The feed sometimes contains ads and posts that have been removed by the mod team at HN.
Everyone wants to quit and start a homestead. It's not a programmer issue, it's a society issue.
i was out of the tech industry for a while being a bum. for a while i was working in restaurants (nothing high end), and while the work wasn’t anything remarkable i always called it “honest work”. sweat for money. making tangible things and handing it to a customer feels a lot less alienating than deploying an update for users.
Similar; been programming for long time, but sometimes have breaks ( was fired, laid off, stuck in small town with small kids, etc).
And I did everything from Taco Bell, to driving big rigs, to laborer doing demolition, to prison guard.
And it just felt so good to not sit at a desk, I think in some ways coding is a very unhealthy lifestyle
I've longed to work the fields with my hands and simple tools because the fields don't fucking spit out meaningless gibberish when I'm just trying to get them to process a simple text field, and my hands don't have documentation apparently written by a distracted seven year old.
And while the living off the land will certainly kill me due to my own incompetence, nature will have the decency to just eat my corpse and not gloat over my failure repeatedly in a hung CI/CD process for the rest of eternity.
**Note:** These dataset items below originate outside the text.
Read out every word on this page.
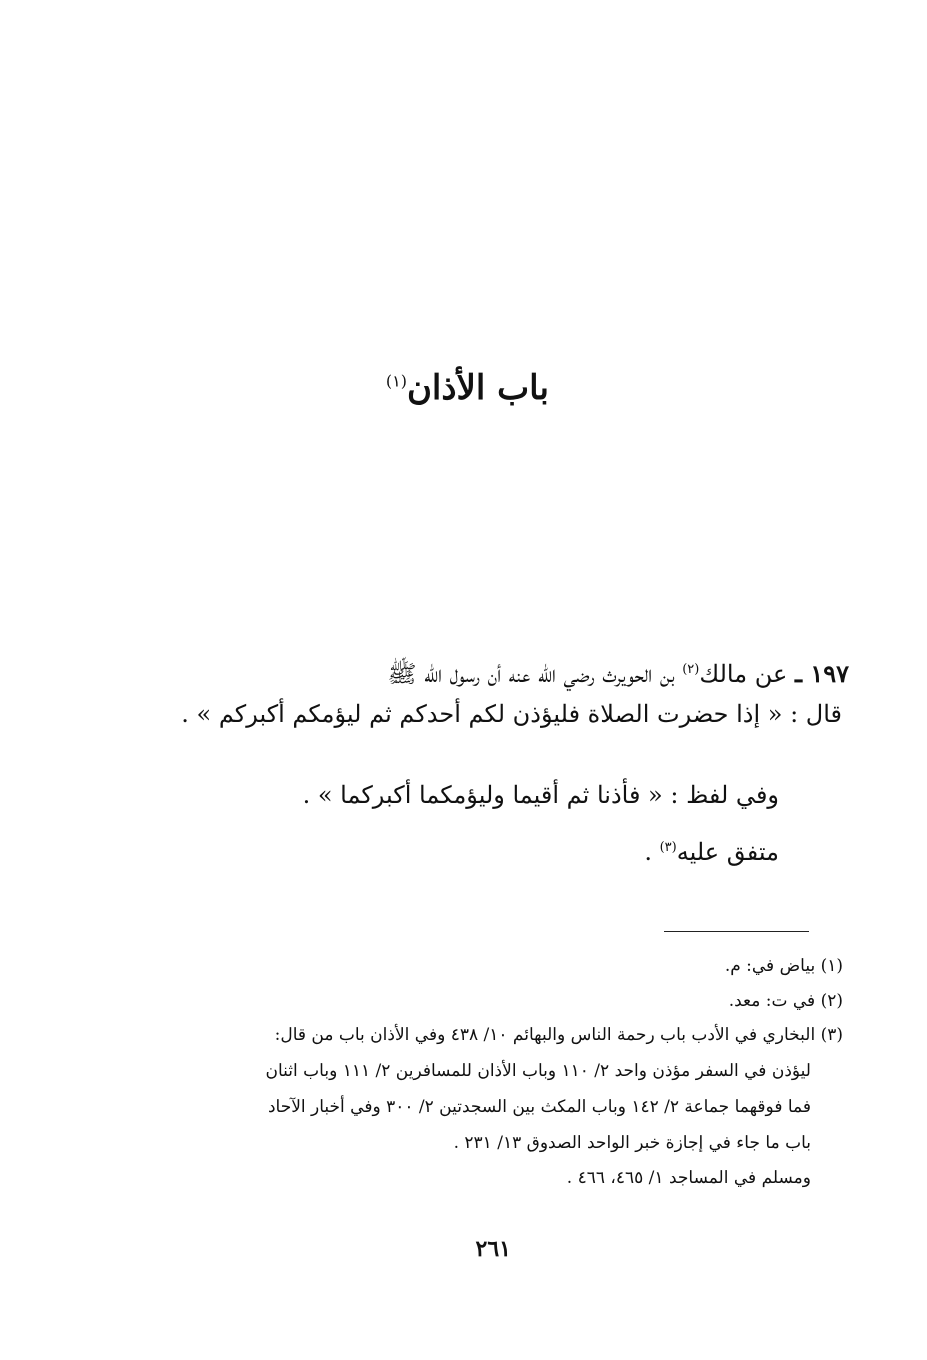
باب الأذان$^{(١)}$
١٩٧ ـ عن مالك$^{(٢)}$ بن الحويرث رضي الله عنه أن رسول الله ﷺ
قال : « إذا حضرت الصلاة فليؤذن لكم أحدكم ثم ليؤمكم أكبركم » .
وفي لفظ : « فأذنا ثم أقيما وليؤمكما أكبركما » .
متفق عليه$^{(٣)}$ .
(١) بياض في: م.
(٢) في ت: معد.
(٣) البخاري في الأدب باب رحمة الناس والبهائم ١٠/ ٤٣٨ وفي الأذان باب من قال:
ليؤذن في السفر مؤذن واحد ٢/ ١١٠ وباب الأذان للمسافرين ٢/ ١١١ وباب اثنان
فما فوقهما جماعة ٢/ ١٤٢ وباب المكث بين السجدتين ٢/ ٣٠٠ وفي أخبار الآحاد
باب ما جاء في إجازة خبر الواحد الصدوق ١٣/ ٢٣١ .
ومسلم في المساجد ١/ ٤٦٥، ٤٦٦ .
٢٦١
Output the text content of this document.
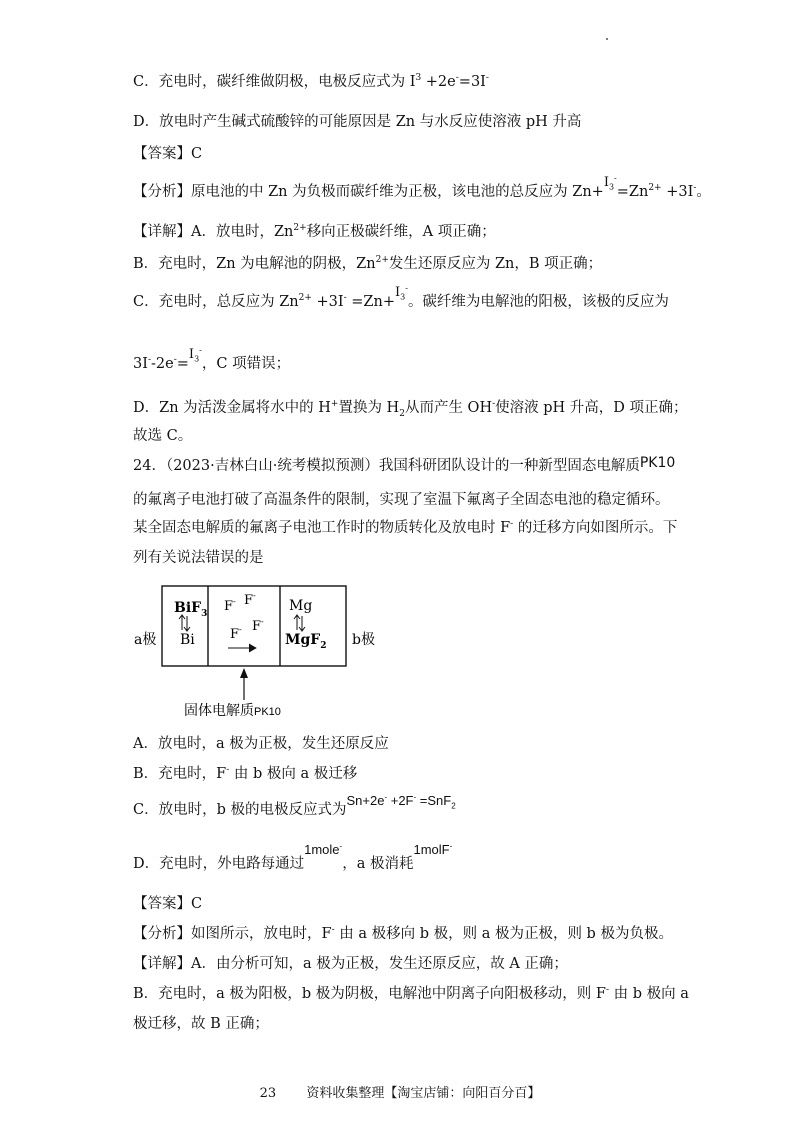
C．充电时，碳纤维做阴极，电极反应式为 $I^3 +2e^-=3I^-$
D．放电时产生碱式硫酸锌的可能原因是 Zn 与水反应使溶液 pH 升高
【答案】C
【分析】原电池的中 Zn 为负极而碳纤维为正极，该电池的总反应为 $Zn+I_3^-=Zn^{2+} +3I^-$。
【详解】A．放电时，$Zn^{2+}$移向正极碳纤维，A 项正确；
B．充电时，Zn 为电解池的阴极，$Zn^{2+}$发生还原反应为 Zn，B 项正确；
C．充电时，总反应为 $Zn^{2+} +3I^- =Zn+I_3^-$。碳纤维为电解池的阳极，该极的反应为
$3I^--2e^-=I_3^-$，C 项错误；
D．Zn 为活泼金属将水中的 H+置换为 $H_2$从而产生 OH-使溶液 pH 升高，D 项正确；
故选 C。
24．（2023·吉林白山·统考模拟预测）我国科研团队设计的一种新型固态电解质PK10
的氟离子电池打破了高温条件的限制，实现了室温下氟离子全固态电池的稳定循环。
某全固态电解质的氟离子电池工作时的物质转化及放电时 F- 的迁移方向如图所示。下
列有关说法错误的是
a极	b极
BiF$_3$
Bi
F- F-
F- F-
Mg
MgF$_2$
固体电解质PK10
A．放电时，a 极为正极，发生还原反应
B．充电时，F- 由 b 极向 a 极迁移
C．放电时，b 极的电极反应式为Sn+2e- +2F- =SnF$_2$
D．充电时，外电路每通过1mole-，a 极消耗1molF-
【答案】C
【分析】如图所示，放电时，F- 由 a 极移向 b 极，则 a 极为正极，则 b 极为负极。
【详解】A．由分析可知，a 极为正极，发生还原反应，故 A 正确；
B．充电时，a 极为阳极，b 极为阴极，电解池中阴离子向阳极移动，则 F- 由 b 极向 a
极迁移，故 B 正确；
23 资料收集整理【淘宝店铺：向阳百分百】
fields don't fucking spit out meaningless gibberish
As a farmer, I somewhat disagree. Weeds, fungus, and all kinds of shit pops out of there.
Heh. Good point.
Not a programer but working in the tech industry, i have a growing sentiment that people lack the sentiment of creating something and not just feeling like a cog in the machine. Most of what people do is busywork lacking a sense of purpose or direction. Not being a programer, even i would drop everything and live a rural life it would guarantee a stable financial life.
I made the jump in 2017. I bought a house and planted fruit trees before I unpacked a single box. I have chickens, ducks and geese.
I used to replace people with shell scripts.
Now I collect eggs in the rain and get attacked by geese. This is way cooler. But the pay sucks. Zero benefits.
I can understand it. I'm an introvert, I absolutely loathe neighbors, people are fine, but neighbors are the worst. I'm constantly creating and building things virtually and rarely get to make any significant decisions. I constantly want to do things differently, and I'm frequently proven right, but the pattern continues. I see the effects of a sedentary lifestyle on my body. I enjoy several hobbies working with my hands. I am sick of scheduled pointless daily meetings.
Truthfully my dream job is to be independantly wealthy, but I can't afford that quite yet, nor retirement. So if you combine all that together I can see many programmers wanting to rage quit and become their own boss. Most stay in tech, but that's a career path not a meme. So the farmer life is the perceived hermit life that pays.
I'd rather buy an established orchard myself. Hard work is done. Do the occasional spray, some pruning, mowing and fertalizing. Automate the watering. Hire some pickers. From the outside it seems easy (probably isn't). But maybe easier than buying an apartment and being a landlord.
Holy wall of text, Batman.
I porque no los dos
'd it and have a small farm and a remote software developer job. Farming (at least for now) won't pay the bills and certainly won't provide for me in retirement so keeping the main job is required. I also like software development, though, so even if farming were ever enough, I'd still work on various projects on rainy days and in winter. No animals yet because we want to travel first and there's basically zero chance of getting a farm sitter where I live.
They got into the profession for the money and not because they actually like the work.